Der Münchner Spezialchemie-Konzern Wacker Chemie stellt unter anderem hochreines Polysilizium für die Solarindustrie her und leistet damit einen Beitrag zur Energiewende. Doch reicht das, um als nachhaltiges Unternehmen zu gelten?
Rund 70 Prozent seines Umsatzes erzielt Wacker nach eigener Darstellung mit Produkten, deren Grundstoff Silizium ist. Die restlichen 30 Prozent stammen vor allem von Produkten auf Ethylen-Basis, ein Gas, das als Rohstoff insbesondere für die Herstellung von sehr gut recycelbaren Kunststoffen wie Polyethylen, PVC oder Polyester benötigt wird.
Das Wacker-Portfolio umfasst laut Konzernangaben mehr als 3.200 Produkte. Besonders hoch war die Nachfrage zuletzt in der Bau- und Automobilindustrie, etwa nach Kleb- und Schmierstoffen oder Spachtelmassen. Wacker, 1914 gegründet, hat weltweit insgesamt 27 Produktionsstandorte. Für den Konzern arbeiten 15.700 Menschen. Wacker hält weiterhin knapp 31 Prozent der Anteile an seiner seit 2015 börsennotierten Tochter Siltronic, dem größten europäischen Lieferanten von Siliziumwafern für die Halbleiterindustrie (Stand April 2023).
Wie engagiert sind die Pläne zur Klimaneutralität?

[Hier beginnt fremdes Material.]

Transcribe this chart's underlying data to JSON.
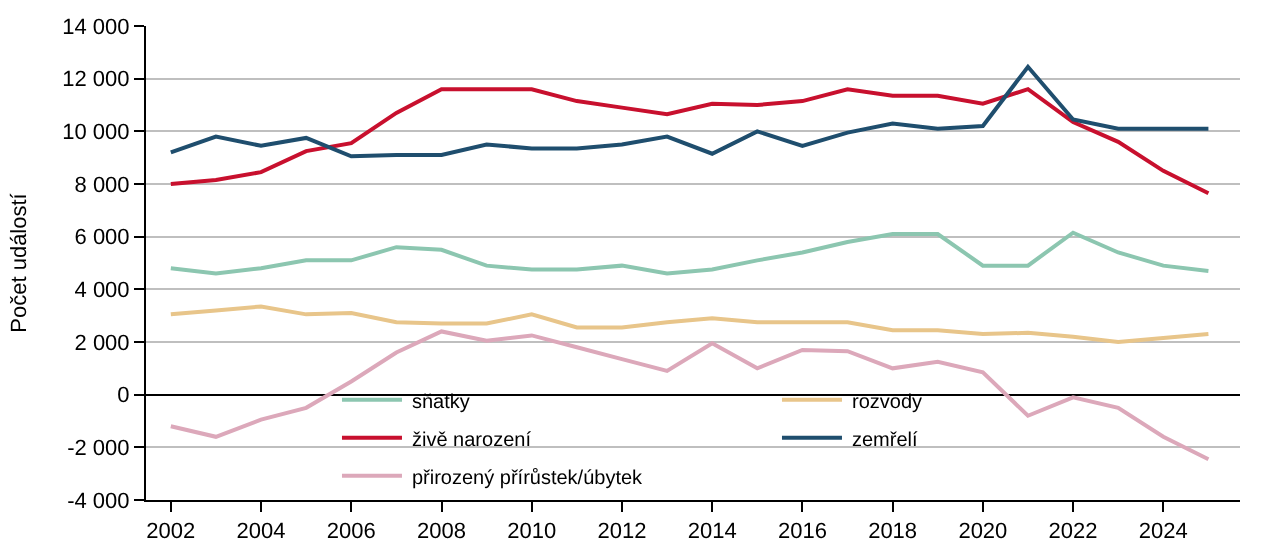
{
  "chart_data": {
    "type": "line",
    "ylabel": "Počet událostí",
    "x": [
      2002,
      2003,
      2004,
      2005,
      2006,
      2007,
      2008,
      2009,
      2010,
      2011,
      2012,
      2013,
      2014,
      2015,
      2016,
      2017,
      2018,
      2019,
      2020,
      2021,
      2022,
      2023,
      2024,
      2025
    ],
    "series": [
      {
        "name": "sňatky",
        "color": "#8cc6b0",
        "values": [
          4800,
          4600,
          4800,
          5100,
          5100,
          5600,
          5500,
          4900,
          4750,
          4750,
          4900,
          4600,
          4750,
          5100,
          5400,
          5800,
          6100,
          6100,
          4900,
          4900,
          6150,
          5400,
          4900,
          4700
        ]
      },
      {
        "name": "rozvody",
        "color": "#e8c58a",
        "values": [
          3050,
          3200,
          3350,
          3050,
          3100,
          2750,
          2700,
          2700,
          3050,
          2550,
          2550,
          2750,
          2900,
          2750,
          2750,
          2750,
          2450,
          2450,
          2300,
          2350,
          2200,
          2000,
          2150,
          2300
        ]
      },
      {
        "name": "živě narození",
        "color": "#c8102e",
        "values": [
          8000,
          8150,
          8450,
          9250,
          9550,
          10700,
          11600,
          11600,
          11600,
          11150,
          10900,
          10650,
          11050,
          11000,
          11150,
          11600,
          11350,
          11350,
          11050,
          11600,
          10350,
          9600,
          8500,
          7650
        ]
      },
      {
        "name": "zemřelí",
        "color": "#1f4e6e",
        "values": [
          9200,
          9800,
          9450,
          9750,
          9050,
          9100,
          9100,
          9500,
          9350,
          9350,
          9500,
          9800,
          9150,
          10000,
          9450,
          9950,
          10300,
          10100,
          10200,
          12450,
          10450,
          10100,
          10100,
          10100
        ]
      },
      {
        "name": "přirozený přírůstek/úbytek",
        "color": "#dca8ba",
        "values": [
          -1200,
          -1600,
          -950,
          -500,
          500,
          1600,
          2400,
          2050,
          2250,
          1800,
          1350,
          900,
          1950,
          1000,
          1700,
          1650,
          1000,
          1250,
          850,
          -800,
          -100,
          -500,
          -1600,
          -2450
        ]
      }
    ],
    "xlim": [
      2001.45,
      2025.7
    ],
    "xticks": [
      2002,
      2004,
      2006,
      2008,
      2010,
      2012,
      2014,
      2016,
      2018,
      2020,
      2022,
      2024
    ],
    "ylim": [
      -4000,
      14000
    ],
    "yticks": [
      {
        "value": -4000,
        "label": "-4 000"
      },
      {
        "value": -2000,
        "label": "-2 000"
      },
      0,
      {
        "value": 2000,
        "label": "2 000"
      },
      {
        "value": 4000,
        "label": "4 000"
      },
      {
        "value": 6000,
        "label": "6 000"
      },
      {
        "value": 8000,
        "label": "8 000"
      },
      {
        "value": 10000,
        "label": "10 000"
      },
      {
        "value": 12000,
        "label": "12 000"
      },
      {
        "value": 14000,
        "label": "14 000"
      }
    ],
    "grid": "y",
    "legend": "bottom",
    "line_style": "solid",
    "marker": "none"
  }
}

Aus nachhaltiger Sicht ist Wackers Polysiliziumproduktion für den Solarmarkt und die Halbleiterindustrie auch als Alternative zu chinesischem Silizium interessant. So beliefert Wacker etwa exklusiv den Schweizer Solarmodulhersteller Meyer Burger. Große Hersteller wie die chinesische Daqo Group stehen im Verdacht, Zwangsarbeiter einzusetzen. Daqo bestreitet dies zwar, doch bei Unternehmen aus China gibt es generelle Bedenken - sie sind deutlich unfreier als Unternehmen in westlichen Demokratien und müssen nach der politischen Maßgabe eines totalitären Regimes agieren. Lesen Sie hierzu auch den Überblick Zwangsarbeit in China für Solarzellen? Die Hintergründe – und was Wacker Chemie sagt und die Analyse Können chinesische Aktien nachhaltige Geldanlagen sein?.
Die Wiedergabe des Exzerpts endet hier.